Nosso autores brincavam por essas terras com a Crônica, assim fez José de Alencar, desde sua infância e, abraçando-a mais tarde, na sua puberdade. Conferiu-lhe a curiosidade romântica e a sensibilidade inerentes àquela idade. Por isso, caminhou livremente ora escrevendo pela monarquia, ora na política, ora entre donzelas, prostitutas, senhores e escravos. Seu polêmico folhetim ‘Correr da Pena’ era o perambular de um moleque ‘sabido’, agudo na sua origem elitista chamuscada na poça do sangue de um nativo brasileiro.
Machado de Assis veio logo depois e trouxe à Crônica estratégica, a imprevisibilidade, a arma perfeita em que o ‘equívoco’, alimento da ironia, delicia a alma humana e garante a busca pela sagacidade.
Com a Proclamação da República e os escravos libertos veio a guerra sanguinária contra os paraguaios, o mal que uniu a população. O século XX se inicia assim, sob uma nova áurea de otimismo e nacionalismo, rico de histórias, ideais e compromisso com a modernidade. A crônica tem agora um narrador nativo, maduro. O seu espelho reflete uma imagem mais popular, menos elitista, cujo modelo não vem mais do estrangeiro. Os personagens, muitas vezes folclóricos, nascem das histórias simples e reais do povo brasileiro.
A partir daí, a crônica adquire a liberdade de seguir os variados destinos e se torna atemporal, adquire a face de seus autores e não tem mais idade. São trajetórias traçadas segundo a vivência e olhar de cada autor.
- João do Rio, usa a realidade dos fatos e se inaugura na crônica jornalística. O cronista descreve e revela tudo que estava escondido, recebendo a alcunha da sociedade da época de ‘maldito‘;
- Lima Barreto, um crítico contundente da hipocrisia na sociedade recebe, em troca, o castigo de ser mal compreendido, sucumbe ao fracasso de público e ao alcoolismo;
- Cecília Meireles, jornalista e educadora acrescenta muito à essa área;
- Rubem Braga, com seu humor corrosivo, usou de sua simplicidade como fórmula para viver sua solidão;
- Carlos Drummond dá asas à sua linguagem poética e não se importa com o ‘metro fixo‘. Se consagra um poeta atemporal e absoluto, humanista por natureza…

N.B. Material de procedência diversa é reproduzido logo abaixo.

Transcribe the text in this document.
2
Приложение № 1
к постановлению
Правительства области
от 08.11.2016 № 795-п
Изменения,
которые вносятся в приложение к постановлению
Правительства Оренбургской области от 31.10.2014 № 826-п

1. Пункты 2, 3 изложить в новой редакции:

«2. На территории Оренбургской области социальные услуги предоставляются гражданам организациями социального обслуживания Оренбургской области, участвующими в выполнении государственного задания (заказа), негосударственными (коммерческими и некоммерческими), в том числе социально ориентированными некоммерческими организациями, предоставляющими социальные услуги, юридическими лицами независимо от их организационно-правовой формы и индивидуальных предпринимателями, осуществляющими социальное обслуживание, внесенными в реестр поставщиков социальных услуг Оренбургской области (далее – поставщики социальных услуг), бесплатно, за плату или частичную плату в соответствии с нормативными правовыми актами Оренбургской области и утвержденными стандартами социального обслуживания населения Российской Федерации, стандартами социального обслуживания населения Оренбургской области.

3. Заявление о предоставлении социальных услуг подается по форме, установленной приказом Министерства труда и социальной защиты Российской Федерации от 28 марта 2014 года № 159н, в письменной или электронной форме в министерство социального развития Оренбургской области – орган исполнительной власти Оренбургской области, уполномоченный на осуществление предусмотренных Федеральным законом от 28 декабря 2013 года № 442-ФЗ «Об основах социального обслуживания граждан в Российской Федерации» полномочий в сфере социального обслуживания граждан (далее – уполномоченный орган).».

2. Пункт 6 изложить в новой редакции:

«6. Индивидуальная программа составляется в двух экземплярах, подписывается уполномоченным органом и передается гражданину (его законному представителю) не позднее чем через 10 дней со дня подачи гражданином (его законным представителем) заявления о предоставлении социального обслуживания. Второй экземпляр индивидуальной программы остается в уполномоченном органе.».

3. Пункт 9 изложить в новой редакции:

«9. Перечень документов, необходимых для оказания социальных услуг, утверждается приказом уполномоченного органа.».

A lista de autores é grande nesse período, não consigo trazer todos para cá, mas este século trouxe ao Brasil através da crônica brasileira a expressão de seu povo.

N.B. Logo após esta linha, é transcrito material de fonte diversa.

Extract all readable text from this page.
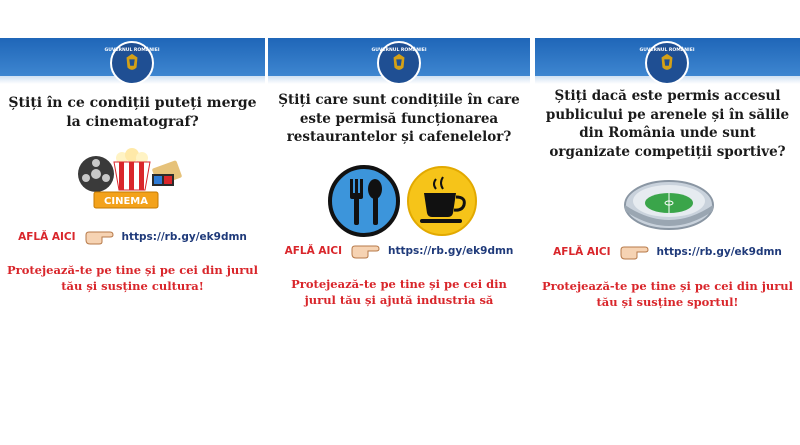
GUVERNUL ROMÂNIEI
Știți în ce condiții puteți merge la cinematograf?
CINEMA
AFLĂ AICI	https://rb.gy/ek9dmn
Protejează-te pe tine și pe cei din jurul tău și susține cultura!
GUVERNUL ROMÂNIEI
Știți care sunt condițiile în care este permisă funcționarea restaurantelor și cafenelelor?
AFLĂ AICI	https://rb.gy/ek9dmn
Protejează-te pe tine și pe cei din jurul tău și ajută industria să
GUVERNUL ROMÂNIEI
Știți dacă este permis accesul publicului pe arenele și în sălile din România unde sunt organizate competiții sportive?
AFLĂ AICI	https://rb.gy/ek9dmn
Protejează-te pe tine și pe cei din jurul tău și susține sportul!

A partir da segunda metade do Século XX, até os dias de hoje, a crônica passou por transformações significativas em seus meios de comunicação. Na era da tecnologia virtual, dos recursos audiovisuais e da internet seus autores se dispersaram.
Já seus amantes, em que me incluo nesse caso, arriscam reviver a alcunha de cronista já que o espaço é livre e, por isso apropriado para o voluntariado que nada depende, sequer de alimento, para a perpetuar a história.